Ezrin KD blocks Stat3 phosphorylation, VEGF-A/-C, and IL-6 expression. Representative western blots display pY705-Stat3, Stat3, and survivin (panel A) and VEGF-A/-C (panel B) levels in MDA231, MDASrc, and MDASrc shEZR lysates. γ-tubulin expression was used as loading control. Densitometry results are presented as an average (n = 3) ratio of target protein to γ-tubulin and normalized against MDA231 controls (bar graphs). P values were calculated using unpaired t test. (C) Cell lysates from MDA231 cells expressing the empty vector pCB6 or wild-type ezrin (EZR/WT) were analyzed for VEGF-A, pY705 Stat3, and Stat3 levels. (D) Immunoblot analysis of IL-6 in cell lysates from MDA231 and MDASrc cells expressing the empty vector pLKO.1 or shEZR vector. (E) Immunoblot analysis of IL-6 levels in cell lysate from MDA231 cells expressing the empty vector pCB6 or wild-type ezrin (EZR/WT). (F) Immunoblot analysis of VEGF-A, pY705 Stat3, and Stat3 in MDA231 shEZR cells treated with vehicle alone or 20 ng/ml recombinant human IL-6 for 20 hr. (G) The angiogenic activity of CM collected from confluent MDASrc in the presence of α-IL-6 neutralizing antibody or non-immune IgG was assessed using the aortic ring assay.

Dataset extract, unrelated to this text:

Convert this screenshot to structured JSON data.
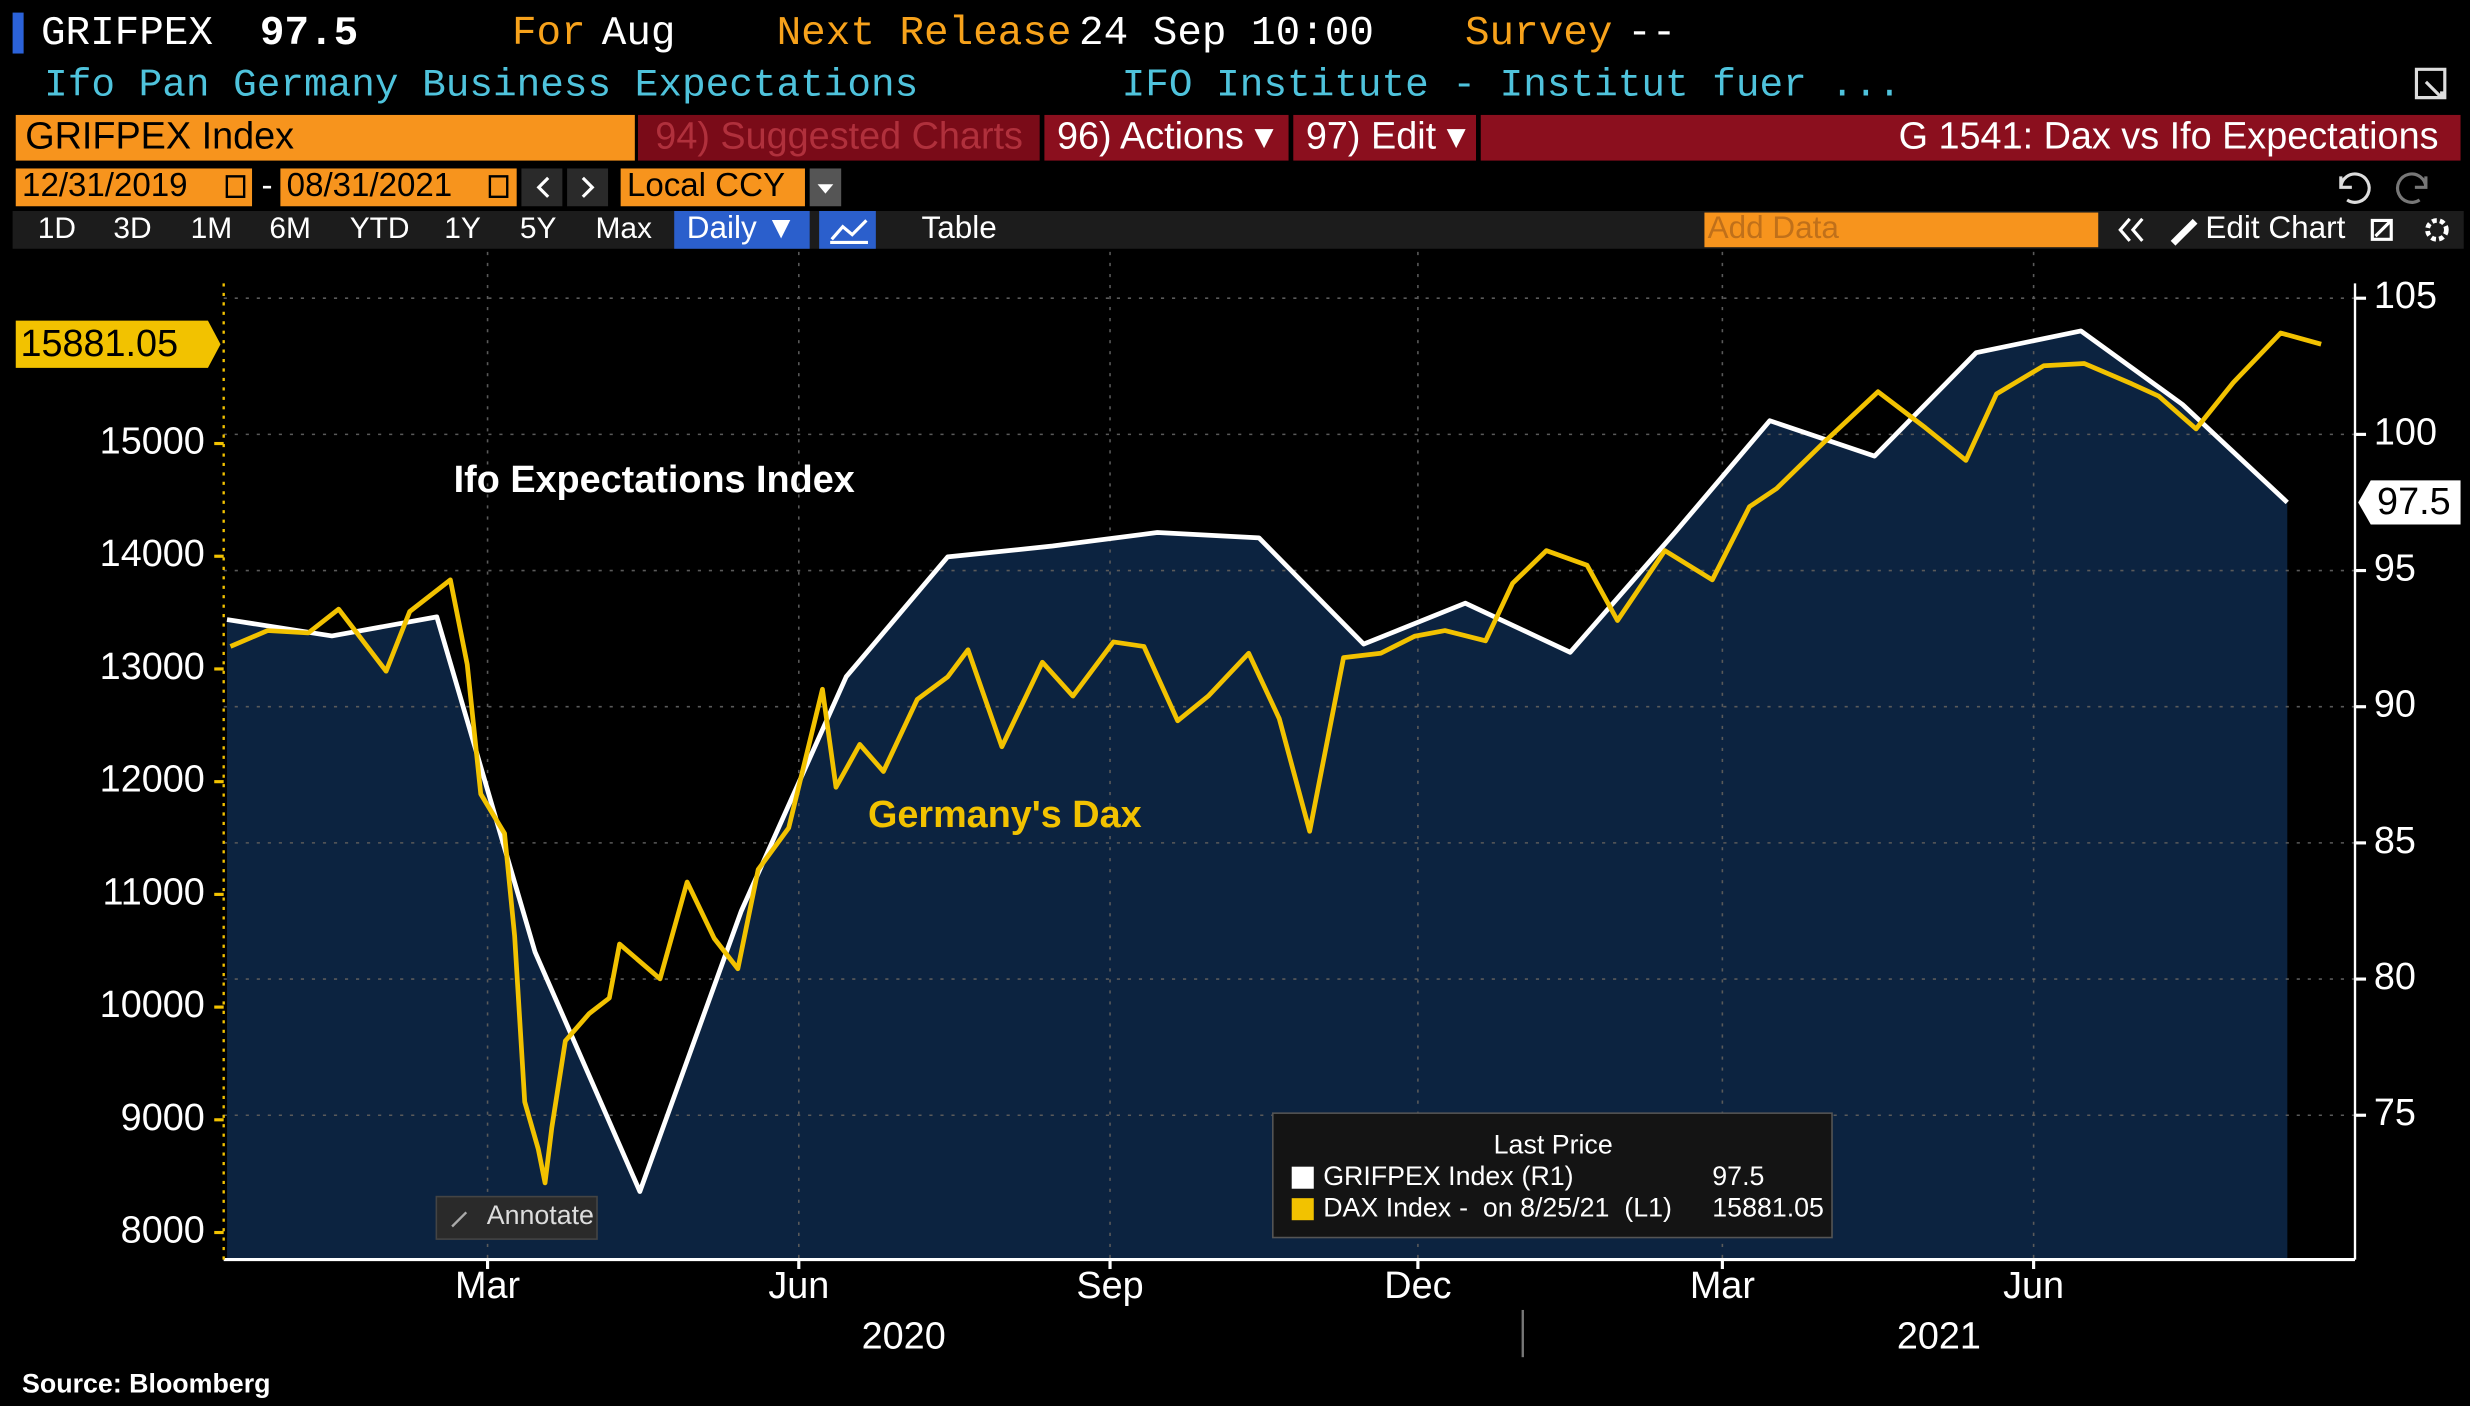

Endothelial cell sprouting was quantified using ImagePro software and presented as percentage of control (bar graph). Identical amount of α-IL-6 antibody was added to rings in the MDASrc group to control for the direct effect of antibody on endothelial cell sprouting. Panels C-F: relative densitometry values are displayed under corresponding bands (normalized against γ-tubulin). CM: conditioned media; IgG: immunoglobulin G; IL-6: interleukin-6; KD: knockdown; Stat3: signal transducer and activator of transcription 3; VEGF: vascular endothelial growth factor.

Figure 6

Src and ezrin expression in human breast cancer. (A) IHC staining of breast normal and tumour tissue was used to validate Src and ezrin antibodies. Scale bars = 75 μm. (B) Cy5 IF staining was used to assess the expression levels of Src and ezrin in the 63-patient breast cancer TMA. Representative tumour cores with high and low expression of Src and ezrin are presented. Images were acquired using Aperio ScanScopeFL. Scale bars = 100 μm. (C) Association between dichotomized ezrin AQUA scores (cutoff: median) and continuous Src AQUA scores based on IF-stained 63-TMA. (D, E) Continuous AQUA scores of total Src and ezrin were correlated against dichotomized LVI status. Statistical associations were assessed using the unpaired Student's t test. Associations were considered significant when P <0.05. AQUA: automated quantification analysis IF: immunofluorescence; IHC: immunohistochemistry; LVI: lymphovascular involvement; TMA: tissue microassay.